Opinión

Lo que nos falta en materia fiscal

24 octubre 2013 5:2

 
Haga el siguiente ejercicio, cuando habla de economía informal, ¿qué es lo que usted imagina?
 
Casi puedo apostarle que piensa en los vendedores ambulantes o en todo tipo de comercio realizado en la vía pública.
 
Es una parte importante de la economía informal, pero ésta es mucho más vasta y compleja.
 
Por esa razón, cuando en las reformas fiscales se plantea la necesidad de hacer que paguen quienes hoy no lo hacen, en muchas ocasiones la informalidad le alcanza hasta las empresas establecidas… o incluso al gobierno.
 
Quizás en el gobierno federal haya menos empleados sin contrato y sin prestaciones, que caen dentro de la definición de informalidad, pero en gobiernos estatales o más aún municipales este tipo de empleados están por todas partes.
 
¿Conoce usted algún despacho en donde se ocupen pasantes y a ellos se les pague “por fuera” para evitar el alto costo de los impuestos o la carga social?
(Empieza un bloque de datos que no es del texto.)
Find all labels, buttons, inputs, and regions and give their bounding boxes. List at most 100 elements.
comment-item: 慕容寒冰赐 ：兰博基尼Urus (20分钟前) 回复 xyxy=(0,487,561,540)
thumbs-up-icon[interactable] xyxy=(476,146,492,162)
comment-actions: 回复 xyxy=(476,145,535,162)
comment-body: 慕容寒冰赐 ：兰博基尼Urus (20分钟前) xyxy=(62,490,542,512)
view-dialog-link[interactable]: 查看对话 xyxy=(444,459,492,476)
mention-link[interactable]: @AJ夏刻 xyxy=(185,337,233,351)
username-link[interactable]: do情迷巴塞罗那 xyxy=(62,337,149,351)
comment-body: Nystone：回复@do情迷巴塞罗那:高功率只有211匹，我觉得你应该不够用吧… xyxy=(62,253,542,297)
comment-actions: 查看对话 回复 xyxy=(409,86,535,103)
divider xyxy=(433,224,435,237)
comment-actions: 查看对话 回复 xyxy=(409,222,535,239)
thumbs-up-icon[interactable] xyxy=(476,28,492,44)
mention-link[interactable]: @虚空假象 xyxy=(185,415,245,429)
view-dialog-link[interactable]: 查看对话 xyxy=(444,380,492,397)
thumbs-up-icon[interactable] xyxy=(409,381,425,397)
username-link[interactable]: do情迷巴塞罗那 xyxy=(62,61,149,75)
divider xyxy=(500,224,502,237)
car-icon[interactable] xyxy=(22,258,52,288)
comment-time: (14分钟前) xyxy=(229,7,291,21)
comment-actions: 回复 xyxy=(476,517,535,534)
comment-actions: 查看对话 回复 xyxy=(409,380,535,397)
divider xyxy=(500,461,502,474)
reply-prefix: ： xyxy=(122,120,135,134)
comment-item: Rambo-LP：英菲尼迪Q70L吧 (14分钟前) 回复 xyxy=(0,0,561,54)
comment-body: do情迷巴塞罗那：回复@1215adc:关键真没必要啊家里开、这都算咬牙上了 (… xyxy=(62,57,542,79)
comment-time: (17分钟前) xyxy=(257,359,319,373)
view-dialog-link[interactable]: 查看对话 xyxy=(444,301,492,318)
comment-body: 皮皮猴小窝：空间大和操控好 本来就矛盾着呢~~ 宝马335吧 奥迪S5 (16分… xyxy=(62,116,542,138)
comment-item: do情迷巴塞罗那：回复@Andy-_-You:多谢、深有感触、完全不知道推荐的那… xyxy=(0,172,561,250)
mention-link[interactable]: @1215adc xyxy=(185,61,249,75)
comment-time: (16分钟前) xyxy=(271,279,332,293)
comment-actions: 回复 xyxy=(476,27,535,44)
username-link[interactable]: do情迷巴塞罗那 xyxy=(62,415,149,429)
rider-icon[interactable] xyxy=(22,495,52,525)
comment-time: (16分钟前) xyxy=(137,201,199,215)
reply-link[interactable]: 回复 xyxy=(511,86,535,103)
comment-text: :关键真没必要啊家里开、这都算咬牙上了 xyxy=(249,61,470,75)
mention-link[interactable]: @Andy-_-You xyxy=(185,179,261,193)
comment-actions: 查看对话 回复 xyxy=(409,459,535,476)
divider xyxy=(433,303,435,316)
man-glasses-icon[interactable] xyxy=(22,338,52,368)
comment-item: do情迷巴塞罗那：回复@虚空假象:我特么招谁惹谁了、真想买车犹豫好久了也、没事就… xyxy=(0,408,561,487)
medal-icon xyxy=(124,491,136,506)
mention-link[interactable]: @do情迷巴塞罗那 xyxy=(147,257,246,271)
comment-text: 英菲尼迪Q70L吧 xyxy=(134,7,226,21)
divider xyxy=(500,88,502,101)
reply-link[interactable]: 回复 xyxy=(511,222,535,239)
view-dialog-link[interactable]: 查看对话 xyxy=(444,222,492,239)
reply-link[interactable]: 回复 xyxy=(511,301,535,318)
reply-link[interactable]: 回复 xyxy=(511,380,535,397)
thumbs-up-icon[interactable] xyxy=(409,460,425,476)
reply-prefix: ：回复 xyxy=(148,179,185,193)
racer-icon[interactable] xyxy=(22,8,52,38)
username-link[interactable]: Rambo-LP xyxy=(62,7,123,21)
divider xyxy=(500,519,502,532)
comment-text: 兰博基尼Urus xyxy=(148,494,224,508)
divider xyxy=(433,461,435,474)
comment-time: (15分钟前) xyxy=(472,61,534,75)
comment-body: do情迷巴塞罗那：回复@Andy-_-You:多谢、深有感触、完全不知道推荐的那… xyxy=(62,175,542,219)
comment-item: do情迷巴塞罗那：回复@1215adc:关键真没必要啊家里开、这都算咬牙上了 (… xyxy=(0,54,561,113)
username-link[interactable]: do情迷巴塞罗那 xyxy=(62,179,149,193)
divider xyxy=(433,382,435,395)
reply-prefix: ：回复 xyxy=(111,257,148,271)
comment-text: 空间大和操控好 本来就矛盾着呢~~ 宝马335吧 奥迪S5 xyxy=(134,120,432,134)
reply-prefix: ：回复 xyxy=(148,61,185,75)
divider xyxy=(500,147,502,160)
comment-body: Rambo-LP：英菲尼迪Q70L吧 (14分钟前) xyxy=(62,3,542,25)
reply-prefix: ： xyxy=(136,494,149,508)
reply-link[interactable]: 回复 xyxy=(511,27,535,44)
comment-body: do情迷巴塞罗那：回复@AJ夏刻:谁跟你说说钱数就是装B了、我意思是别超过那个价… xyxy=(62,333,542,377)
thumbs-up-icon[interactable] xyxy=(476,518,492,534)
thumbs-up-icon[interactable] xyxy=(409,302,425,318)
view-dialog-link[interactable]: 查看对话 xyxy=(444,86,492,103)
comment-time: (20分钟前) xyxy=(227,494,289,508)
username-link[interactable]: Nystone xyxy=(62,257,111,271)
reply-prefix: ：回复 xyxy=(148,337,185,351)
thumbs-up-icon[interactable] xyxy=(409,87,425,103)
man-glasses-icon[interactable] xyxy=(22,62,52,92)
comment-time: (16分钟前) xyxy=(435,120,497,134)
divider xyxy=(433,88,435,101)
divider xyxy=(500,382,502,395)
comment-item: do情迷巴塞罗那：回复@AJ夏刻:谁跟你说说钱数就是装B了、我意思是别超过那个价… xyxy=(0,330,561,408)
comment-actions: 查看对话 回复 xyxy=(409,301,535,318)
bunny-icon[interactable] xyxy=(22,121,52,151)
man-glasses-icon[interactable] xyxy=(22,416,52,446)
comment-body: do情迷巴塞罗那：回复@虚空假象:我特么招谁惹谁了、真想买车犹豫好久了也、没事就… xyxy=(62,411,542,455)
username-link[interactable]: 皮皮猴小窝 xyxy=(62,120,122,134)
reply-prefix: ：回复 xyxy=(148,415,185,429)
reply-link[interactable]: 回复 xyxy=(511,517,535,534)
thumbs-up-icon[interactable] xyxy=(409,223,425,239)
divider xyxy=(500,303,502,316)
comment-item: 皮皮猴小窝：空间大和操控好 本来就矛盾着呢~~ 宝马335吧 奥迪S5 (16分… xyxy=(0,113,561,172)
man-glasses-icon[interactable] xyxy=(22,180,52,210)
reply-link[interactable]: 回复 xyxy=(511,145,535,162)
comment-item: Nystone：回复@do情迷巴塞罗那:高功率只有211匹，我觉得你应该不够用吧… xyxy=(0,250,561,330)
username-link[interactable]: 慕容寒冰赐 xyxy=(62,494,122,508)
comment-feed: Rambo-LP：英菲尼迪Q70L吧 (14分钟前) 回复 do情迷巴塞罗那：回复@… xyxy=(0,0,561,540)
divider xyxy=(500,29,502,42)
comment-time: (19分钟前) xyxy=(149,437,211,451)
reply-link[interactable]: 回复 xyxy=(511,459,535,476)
Sobran.
 
Y en la informalidad, con todo y reforma laboral, caen también algunos de los “outsourcing”, que no se diseñaron para hacer que las empresas se concentren en el corazón de su negocio, sino para disfrazar la contratación de personal y evitar costos. Eso también es informalidad, que está en el fondo de la falta de recaudación.
 
Le pido que hagamos un poco de historia.
 
En 1960, los impuestos recaudados por el gobierno federal ascendían a 10 mil 187 millones de pesos. En ese mismo año, el PIB a precios corrientes era de 159 mil 703 millones de pesos. Es decir, la recaudación tributaria representaba el 6.4 por ciento del PIB, en pleno desarrollo estabilizador.
 
En 1970, al término de esta etapa, los impuestos sumaron 36 mil 645 millones de pesos, lo que representó en 8.2 por ciento del PIB.
 
Para el 2014, este monto representará el 10.1 por ciento, de acuerdo a la Ley de Ingresos aprobada la semana pasada.
 
Lo que quiero ilustrarle con las cifras es que la baja recaudación en México no es un problema ni de este régimen ni siquiera de la última década, sino que es algo estructural.
 
A mi juicio, está determinado por tres factores.
 
1.- La tremenda desigualdad que existe en el país. Sería necesario tener casi impuestos confiscatorios para obtener de pocos grupos de elevados recursos los mismos niveles de recaudación que se obtienen en economías con mayor equidad.
 
2.- El mal uso de los recursos públicos. Ello ha creado una cultura ciudadana que reprocha el darle más dinero al gobierno si va a ser usado para corrupción o para ineficiencias y burocracia.
 
3.- La falta de cultura de cumplimiento de la ley. Como en otros ámbitos, en el fiscal, el darle le vuelta a los recaudadores se ha convertido en un deporte nacional, practicado desde las empresas más grandes y sofisticadas que diseñan complejas estrategias para pagar menos hasta el pequeño tendero que ni siquiera se da de alta ante el fisco.
 
Va a ser muy complejo que tengamos una recaudación de nación desarrollada hasta que resolvamos esos tres problemas estructurales.
 
Con 50 millones de pobres, va a ser muy complicado que la base tributaria crezca.
 
El segundo factor tiene que ver con temas como vigilancia, rendición de cuentas y transparencia en el uso de los recursos públicos. En la medida que la ciudadanía pueda palpar que el dinero que entrega por la vía de impuestos, se traducen en mejores servicios públicos en todos los aspectos, cambiará su disposición para pagar.
 
El tercero tiene que ver con las consecuencias de no cumplir. Cuando el no pagar realmente tenga castigos severos, trátese de un ambulante o de un gran empresario, entonces veremos que nuestra disposición cambia.
 
Mientras tanto veremos reformas que van y vienen.